Some time ago, Moody; the magazine of Moody Bible Institute in Chicago, made an interesting observation about the hitchhiker. He wants a free ride. He assumes no responsibility for the money needed to buy the car, the gas to run it, or the cost of maintenance. He expects a comfortable ride and adequate safety. He assumes the driver has insurance covering him in case of an accident. He thinks little of asking the driver to take him to a certain place even though it may involve extra miles or inconvenience.
Think about the “spiritual hitchhiker” who has settled all his major questions and has definitely decided where he wants to attend church, but now he wants all the benefits and privileges of that church’s ministry without taking any responsibility for it. His attitude is all take and no give. He wants no accountability, just a free ride.
This is not meant to discourage those who are attending a church to find answers about Jesus Christ and are still uncertain about their eternal destiny. If that describes you, your first priority is to come to Christ rather than to come for church membership.

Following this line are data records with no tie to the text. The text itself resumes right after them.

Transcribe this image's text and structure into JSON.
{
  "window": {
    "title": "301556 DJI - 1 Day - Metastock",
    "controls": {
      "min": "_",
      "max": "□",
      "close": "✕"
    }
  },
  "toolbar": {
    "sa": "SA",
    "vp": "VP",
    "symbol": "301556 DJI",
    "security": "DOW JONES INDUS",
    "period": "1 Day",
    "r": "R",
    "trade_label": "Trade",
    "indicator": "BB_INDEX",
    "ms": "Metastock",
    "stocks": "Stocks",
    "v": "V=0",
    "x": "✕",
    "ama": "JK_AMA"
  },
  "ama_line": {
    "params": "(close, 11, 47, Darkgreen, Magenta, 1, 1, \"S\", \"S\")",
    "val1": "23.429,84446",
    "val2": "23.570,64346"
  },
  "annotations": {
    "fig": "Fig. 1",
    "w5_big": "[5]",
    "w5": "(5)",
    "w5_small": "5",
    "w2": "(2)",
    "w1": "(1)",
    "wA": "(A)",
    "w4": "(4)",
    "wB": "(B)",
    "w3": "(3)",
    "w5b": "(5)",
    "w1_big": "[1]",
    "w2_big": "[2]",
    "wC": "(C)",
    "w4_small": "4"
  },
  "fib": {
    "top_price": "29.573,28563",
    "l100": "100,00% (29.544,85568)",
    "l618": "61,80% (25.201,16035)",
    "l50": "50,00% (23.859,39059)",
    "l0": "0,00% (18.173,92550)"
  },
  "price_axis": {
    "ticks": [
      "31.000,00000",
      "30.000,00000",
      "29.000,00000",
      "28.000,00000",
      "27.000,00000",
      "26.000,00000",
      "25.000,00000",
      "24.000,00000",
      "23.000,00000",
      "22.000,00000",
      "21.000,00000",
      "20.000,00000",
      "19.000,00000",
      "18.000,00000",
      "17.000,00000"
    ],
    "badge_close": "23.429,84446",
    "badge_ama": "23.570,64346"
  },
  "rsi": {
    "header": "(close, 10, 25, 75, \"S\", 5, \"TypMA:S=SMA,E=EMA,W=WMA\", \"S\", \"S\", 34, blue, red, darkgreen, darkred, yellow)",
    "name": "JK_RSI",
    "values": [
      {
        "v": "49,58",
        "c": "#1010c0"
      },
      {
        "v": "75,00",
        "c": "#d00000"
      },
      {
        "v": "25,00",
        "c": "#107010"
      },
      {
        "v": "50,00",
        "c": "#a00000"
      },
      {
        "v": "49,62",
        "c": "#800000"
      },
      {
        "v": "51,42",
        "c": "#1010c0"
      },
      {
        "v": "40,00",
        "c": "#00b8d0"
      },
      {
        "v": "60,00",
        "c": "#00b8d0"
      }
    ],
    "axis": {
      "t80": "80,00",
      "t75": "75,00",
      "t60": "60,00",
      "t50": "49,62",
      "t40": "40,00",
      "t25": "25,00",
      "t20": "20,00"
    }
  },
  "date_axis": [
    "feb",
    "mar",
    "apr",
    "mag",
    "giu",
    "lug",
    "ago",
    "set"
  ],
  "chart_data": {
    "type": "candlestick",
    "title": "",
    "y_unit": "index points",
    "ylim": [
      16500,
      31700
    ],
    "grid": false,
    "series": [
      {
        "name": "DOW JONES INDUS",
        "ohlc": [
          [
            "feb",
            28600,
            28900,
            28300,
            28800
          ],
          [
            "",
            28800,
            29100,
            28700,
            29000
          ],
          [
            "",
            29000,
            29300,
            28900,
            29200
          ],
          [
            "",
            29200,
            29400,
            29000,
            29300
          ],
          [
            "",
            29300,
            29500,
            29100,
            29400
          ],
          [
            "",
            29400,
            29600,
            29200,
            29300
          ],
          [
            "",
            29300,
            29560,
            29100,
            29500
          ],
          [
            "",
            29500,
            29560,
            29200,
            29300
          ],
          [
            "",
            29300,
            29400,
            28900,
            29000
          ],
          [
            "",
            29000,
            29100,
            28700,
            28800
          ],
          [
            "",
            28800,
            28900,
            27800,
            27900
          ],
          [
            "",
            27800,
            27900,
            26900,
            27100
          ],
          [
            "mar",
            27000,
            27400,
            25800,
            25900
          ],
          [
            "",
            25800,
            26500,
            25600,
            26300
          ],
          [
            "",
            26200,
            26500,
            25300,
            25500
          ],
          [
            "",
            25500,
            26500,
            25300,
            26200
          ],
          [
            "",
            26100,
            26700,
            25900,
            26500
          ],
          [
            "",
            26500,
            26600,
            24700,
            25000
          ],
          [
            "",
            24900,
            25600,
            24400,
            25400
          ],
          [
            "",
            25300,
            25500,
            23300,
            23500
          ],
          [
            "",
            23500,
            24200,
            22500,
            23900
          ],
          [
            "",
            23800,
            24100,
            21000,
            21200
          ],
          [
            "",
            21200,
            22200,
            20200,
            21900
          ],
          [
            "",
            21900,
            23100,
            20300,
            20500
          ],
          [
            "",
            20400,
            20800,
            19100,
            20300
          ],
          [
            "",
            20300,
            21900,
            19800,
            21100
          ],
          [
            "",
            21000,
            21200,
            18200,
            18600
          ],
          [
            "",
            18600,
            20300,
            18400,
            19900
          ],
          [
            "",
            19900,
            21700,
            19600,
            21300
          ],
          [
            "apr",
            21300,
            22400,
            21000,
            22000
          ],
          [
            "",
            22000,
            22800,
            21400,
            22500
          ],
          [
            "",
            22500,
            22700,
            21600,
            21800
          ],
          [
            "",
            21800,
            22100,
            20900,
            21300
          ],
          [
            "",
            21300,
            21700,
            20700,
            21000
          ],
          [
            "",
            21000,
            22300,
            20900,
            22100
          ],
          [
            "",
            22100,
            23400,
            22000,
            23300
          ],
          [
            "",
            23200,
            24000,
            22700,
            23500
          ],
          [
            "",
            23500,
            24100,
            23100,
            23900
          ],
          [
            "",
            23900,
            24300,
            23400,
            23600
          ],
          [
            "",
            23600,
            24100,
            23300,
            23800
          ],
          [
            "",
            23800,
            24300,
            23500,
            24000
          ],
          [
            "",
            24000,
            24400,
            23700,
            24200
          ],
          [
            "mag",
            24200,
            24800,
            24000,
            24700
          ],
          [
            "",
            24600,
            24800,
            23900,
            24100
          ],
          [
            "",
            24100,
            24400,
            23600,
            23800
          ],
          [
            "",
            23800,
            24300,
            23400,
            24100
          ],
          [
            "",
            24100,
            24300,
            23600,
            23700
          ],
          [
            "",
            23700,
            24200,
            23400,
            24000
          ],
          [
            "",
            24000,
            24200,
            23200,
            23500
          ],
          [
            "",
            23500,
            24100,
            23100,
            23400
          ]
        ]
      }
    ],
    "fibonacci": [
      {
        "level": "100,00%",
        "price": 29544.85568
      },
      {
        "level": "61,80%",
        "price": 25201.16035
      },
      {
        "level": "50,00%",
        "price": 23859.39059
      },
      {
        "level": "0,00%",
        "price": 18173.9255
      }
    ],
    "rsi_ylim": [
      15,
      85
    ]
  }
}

Neither is this intended to deter those who are sincerely and actively seeking God’s will in a decision about a church home. Sometimes that decision cannot be made quickly. A wise person evaluates a church carefully before joining its membership.
A spiritual hitchhiker, however, has no real intention of joining the church, at least not soon. He only wants to enjoy its advantages without any obligation on his part. He wants convenience without commitment, to be served rather than to serve. But every true Christian is to be committed to “the proper working of each individual part” (Ephesians 4:16 NASB) in a local church. When you join a church, you’re saying you believe in taking your individual part and that you don’t want to be a spiritual hitchhiker.
Donald Whitney, Spiritual Disciplines within the Church, 52-53.